# using insanely-fast-whisper

ref: https://github.com/Vaibhavs10/insanely-fast-whisper/blob/main/notebooks/infer_transformers_whisper_large_v2.ipynb

In [1]:
import torch
from transformers import pipeline

In [2]:
pipe = pipeline("automatic-speech-recognition",
                "openai/whisper-large-v2",
                torch_dtype=torch.float16,
                device="cuda:0")
pipe.model = pipe.model.to_bettertransformer()

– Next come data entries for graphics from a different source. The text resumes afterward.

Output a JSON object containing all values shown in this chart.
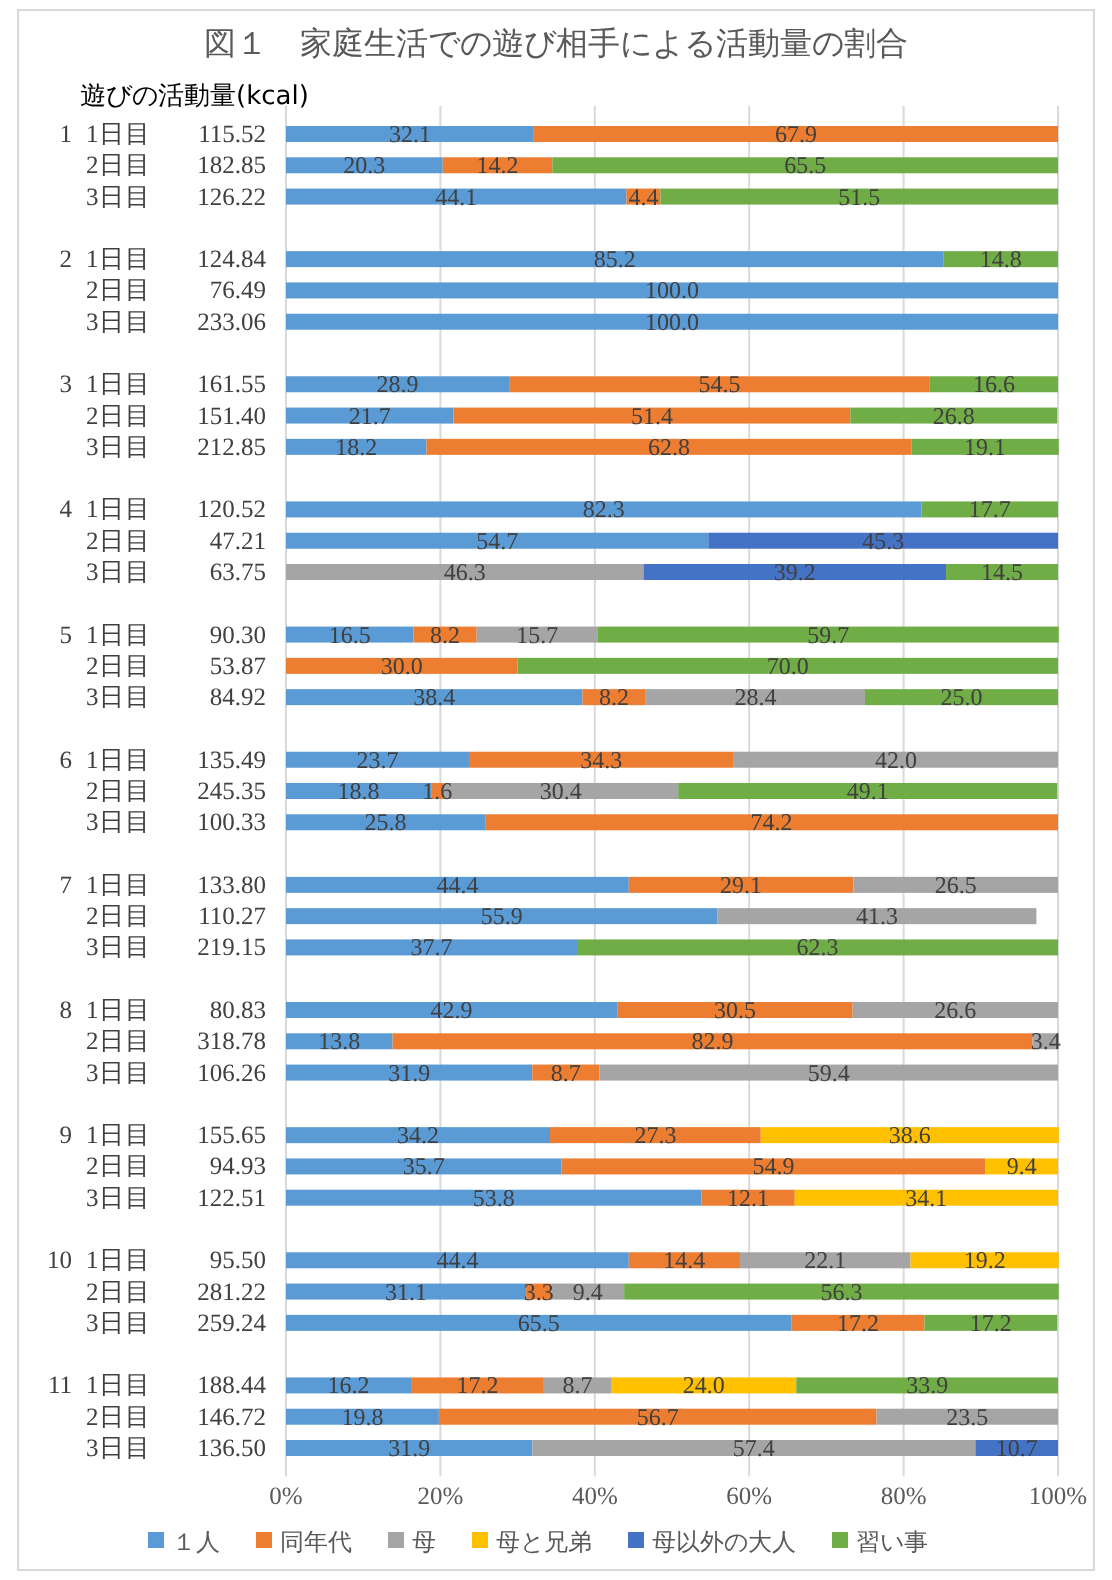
{
  "chart_data": {
    "type": "bar",
    "orientation": "horizontal",
    "stacked": true,
    "title": "図１　家庭生活での遊び相手による活動量の割合",
    "ylabel": "遊びの活動量(kcal)",
    "categories": [
      "1\t1日目\t115.52",
      "\t2日目\t182.85",
      "\t3日目\t126.22",
      null,
      "2\t1日目\t124.84",
      "\t2日目\t76.49",
      "\t3日目\t233.06",
      null,
      "3\t1日目\t161.55",
      "\t2日目\t151.40",
      "\t3日目\t212.85",
      null,
      "4\t1日目\t120.52",
      "\t2日目\t47.21",
      "\t3日目\t63.75",
      null,
      "5\t1日目\t90.30",
      "\t2日目\t53.87",
      "\t3日目\t84.92",
      null,
      "6\t1日目\t135.49",
      "\t2日目\t245.35",
      "\t3日目\t100.33",
      null,
      "7\t1日目\t133.80",
      "\t2日目\t110.27",
      "\t3日目\t219.15",
      null,
      "8\t1日目\t80.83",
      "\t2日目\t318.78",
      "\t3日目\t106.26",
      null,
      "9\t1日目\t155.65",
      "\t2日目\t94.93",
      "\t3日目\t122.51",
      null,
      "10\t1日目\t95.50",
      "\t2日目\t281.22",
      "\t3日目\t259.24",
      null,
      "11\t1日目\t188.44",
      "\t2日目\t146.72",
      "\t3日目\t136.50"
    ],
    "series": [
      {
        "name": "１人",
        "color": "#5b9bd5",
        "values": [
          32.1,
          20.3,
          44.1,
          null,
          85.2,
          100.0,
          100.0,
          null,
          28.9,
          21.7,
          18.2,
          null,
          82.3,
          54.7,
          null,
          null,
          16.5,
          null,
          38.4,
          null,
          23.7,
          18.8,
          25.8,
          null,
          44.4,
          55.9,
          37.7,
          null,
          42.9,
          13.8,
          31.9,
          null,
          34.2,
          35.7,
          53.8,
          null,
          44.4,
          31.1,
          65.5,
          null,
          16.2,
          19.8,
          31.9
        ],
        "value_labels": [
          "32.1",
          "20.3",
          "44.1",
          null,
          "85.2",
          "100.0",
          "100.0",
          null,
          "28.9",
          "21.7",
          "18.2",
          null,
          "82.3",
          "54.7",
          null,
          null,
          "16.5",
          null,
          "38.4",
          null,
          "23.7",
          "18.8",
          "25.8",
          null,
          "44.4",
          "55.9",
          "37.7",
          null,
          "42.9",
          "13.8",
          "31.9",
          null,
          "34.2",
          "35.7",
          "53.8",
          null,
          "44.4",
          "31.1",
          "65.5",
          null,
          "16.2",
          "19.8",
          "31.9"
        ]
      },
      {
        "name": "同年代",
        "color": "#ed7d31",
        "values": [
          67.9,
          14.2,
          4.4,
          null,
          null,
          null,
          null,
          null,
          54.5,
          51.4,
          62.8,
          null,
          null,
          null,
          null,
          null,
          8.2,
          30.0,
          8.2,
          null,
          34.3,
          1.6,
          74.2,
          null,
          29.1,
          null,
          null,
          null,
          30.5,
          82.9,
          8.7,
          null,
          27.3,
          54.9,
          12.1,
          null,
          14.4,
          3.3,
          17.2,
          null,
          17.2,
          56.7,
          null
        ],
        "value_labels": [
          "67.9",
          "14.2",
          "4.4",
          null,
          null,
          null,
          null,
          null,
          "54.5",
          "51.4",
          "62.8",
          null,
          null,
          null,
          null,
          null,
          "8.2",
          "30.0",
          "8.2",
          null,
          "34.3",
          "1.6",
          "74.2",
          null,
          "29.1",
          null,
          null,
          null,
          "30.5",
          "82.9",
          "8.7",
          null,
          "27.3",
          "54.9",
          "12.1",
          null,
          "14.4",
          "3.3",
          "17.2",
          null,
          "17.2",
          "56.7",
          null
        ]
      },
      {
        "name": "母",
        "color": "#a5a5a5",
        "values": [
          null,
          null,
          null,
          null,
          null,
          null,
          null,
          null,
          null,
          null,
          null,
          null,
          null,
          null,
          46.3,
          null,
          15.7,
          null,
          28.4,
          null,
          42.0,
          30.4,
          null,
          null,
          26.5,
          41.3,
          null,
          null,
          26.6,
          3.4,
          59.4,
          null,
          null,
          null,
          null,
          null,
          22.1,
          9.4,
          null,
          null,
          8.7,
          23.5,
          57.4
        ],
        "value_labels": [
          null,
          null,
          null,
          null,
          null,
          null,
          null,
          null,
          null,
          null,
          null,
          null,
          null,
          null,
          "46.3",
          null,
          "15.7",
          null,
          "28.4",
          null,
          "42.0",
          "30.4",
          null,
          null,
          "26.5",
          "41.3",
          null,
          null,
          "26.6",
          "3.4",
          "59.4",
          null,
          null,
          null,
          null,
          null,
          "22.1",
          "9.4",
          null,
          null,
          "8.7",
          "23.5",
          "57.4"
        ]
      },
      {
        "name": "母と兄弟",
        "color": "#ffc000",
        "values": [
          null,
          null,
          null,
          null,
          null,
          null,
          null,
          null,
          null,
          null,
          null,
          null,
          null,
          null,
          null,
          null,
          null,
          null,
          null,
          null,
          null,
          null,
          null,
          null,
          null,
          null,
          null,
          null,
          null,
          null,
          null,
          null,
          38.6,
          9.4,
          34.1,
          null,
          19.2,
          null,
          null,
          null,
          24.0,
          null,
          null
        ],
        "value_labels": [
          null,
          null,
          null,
          null,
          null,
          null,
          null,
          null,
          null,
          null,
          null,
          null,
          null,
          null,
          null,
          null,
          null,
          null,
          null,
          null,
          null,
          null,
          null,
          null,
          null,
          null,
          null,
          null,
          null,
          null,
          null,
          null,
          "38.6",
          "9.4",
          "34.1",
          null,
          "19.2",
          null,
          null,
          null,
          "24.0",
          null,
          null
        ]
      },
      {
        "name": "母以外の大人",
        "color": "#4472c4",
        "values": [
          null,
          null,
          null,
          null,
          null,
          null,
          null,
          null,
          null,
          null,
          null,
          null,
          null,
          45.3,
          39.2,
          null,
          null,
          null,
          null,
          null,
          null,
          null,
          null,
          null,
          null,
          null,
          null,
          null,
          null,
          null,
          null,
          null,
          null,
          null,
          null,
          null,
          null,
          null,
          null,
          null,
          null,
          null,
          10.7
        ],
        "value_labels": [
          null,
          null,
          null,
          null,
          null,
          null,
          null,
          null,
          null,
          null,
          null,
          null,
          null,
          "45.3",
          "39.2",
          null,
          null,
          null,
          null,
          null,
          null,
          null,
          null,
          null,
          null,
          null,
          null,
          null,
          null,
          null,
          null,
          null,
          null,
          null,
          null,
          null,
          null,
          null,
          null,
          null,
          null,
          null,
          "10.7"
        ]
      },
      {
        "name": "習い事",
        "color": "#70ad47",
        "values": [
          null,
          65.5,
          51.5,
          null,
          14.8,
          null,
          null,
          null,
          16.6,
          26.8,
          19.1,
          null,
          17.7,
          null,
          14.5,
          null,
          59.7,
          70.0,
          25.0,
          null,
          null,
          49.1,
          null,
          null,
          null,
          null,
          62.3,
          null,
          null,
          null,
          null,
          null,
          null,
          null,
          null,
          null,
          null,
          56.3,
          17.2,
          null,
          33.9,
          null,
          null
        ],
        "value_labels": [
          null,
          "65.5",
          "51.5",
          null,
          "14.8",
          null,
          null,
          null,
          "16.6",
          "26.8",
          "19.1",
          null,
          "17.7",
          null,
          "14.5",
          null,
          "59.7",
          "70.0",
          "25.0",
          null,
          null,
          "49.1",
          null,
          null,
          null,
          null,
          "62.3",
          null,
          null,
          null,
          null,
          null,
          null,
          null,
          null,
          null,
          null,
          "56.3",
          "17.2",
          null,
          "33.9",
          null,
          null
        ]
      }
    ],
    "xlim": [
      0,
      100
    ],
    "xticks": [
      {
        "value": 0,
        "label": "0%"
      },
      {
        "value": 20,
        "label": "20%"
      },
      {
        "value": 40,
        "label": "40%"
      },
      {
        "value": 60,
        "label": "60%"
      },
      {
        "value": 80,
        "label": "80%"
      },
      {
        "value": 100,
        "label": "100%"
      }
    ],
    "grid": "x",
    "legend": "bottom"
  }
}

Special tokens have been added in the vocabulary, make sure the associated word embeddings are fine-tuned or trained.
The BetterTransformer implementation does not support padding during training, as the fused kernels do not support attention masks. Beware that passing padded batched data during training may result in unexpected outputs. Please refer to https://huggingface.co/docs/optimum/bettertransformer/overview for more details.


In [18]:
import librosa
audio_url = 'I-have-a-dream.wav'
speech, sr = librosa.load(audio_url)

In [50]:

outputs = pipe(speech,
               chunk_length_s=30,
               batch_size=16,
               return_timestamps=False)

print(outputs["text"])

 I have a dream that my four little children will one day be in a nation where they will not be judged by the color of their skin, but by the content of their character.


# using faster_whisper

In [1]:
from faster_whisper import WhisperModel

In [13]:
model_size = "large-v3"
# Run on GPU with FP16
model = WhisperModel(model_size, 
                     # device="cuda", 
                     compute_type="float16")
# or run on GPU with INT8
# model = WhisperModel(model_size, device="cuda", compute_type="int8_float16")
# or run on CPU with INT8
# model = WhisperModel(model_size, device="cpu", compute_type="int8")

In [15]:

import librosa

audio_url = 'I-have-a-dream.wav'
speech, sr = librosa.load(audio_url)
segments, info = model.transcribe(speech, 
                                  beam_size=5,
                                  without_timestamps=True,
                                  word_timestamps=False
                                  )

print("Detected language '%s' with probability %f" % (info.language, info.language_probability))

for segment in segments:
    print("[%.2fs -> %.2fs] %s" % (segment.start, segment.end, segment.text))

Detected language 'en' with probability 0.893066
[0.00s -> 20.41s]  I have a dream that my four little children will one day be with a nation where they will not judged by the color of their skin, but by the content of their character.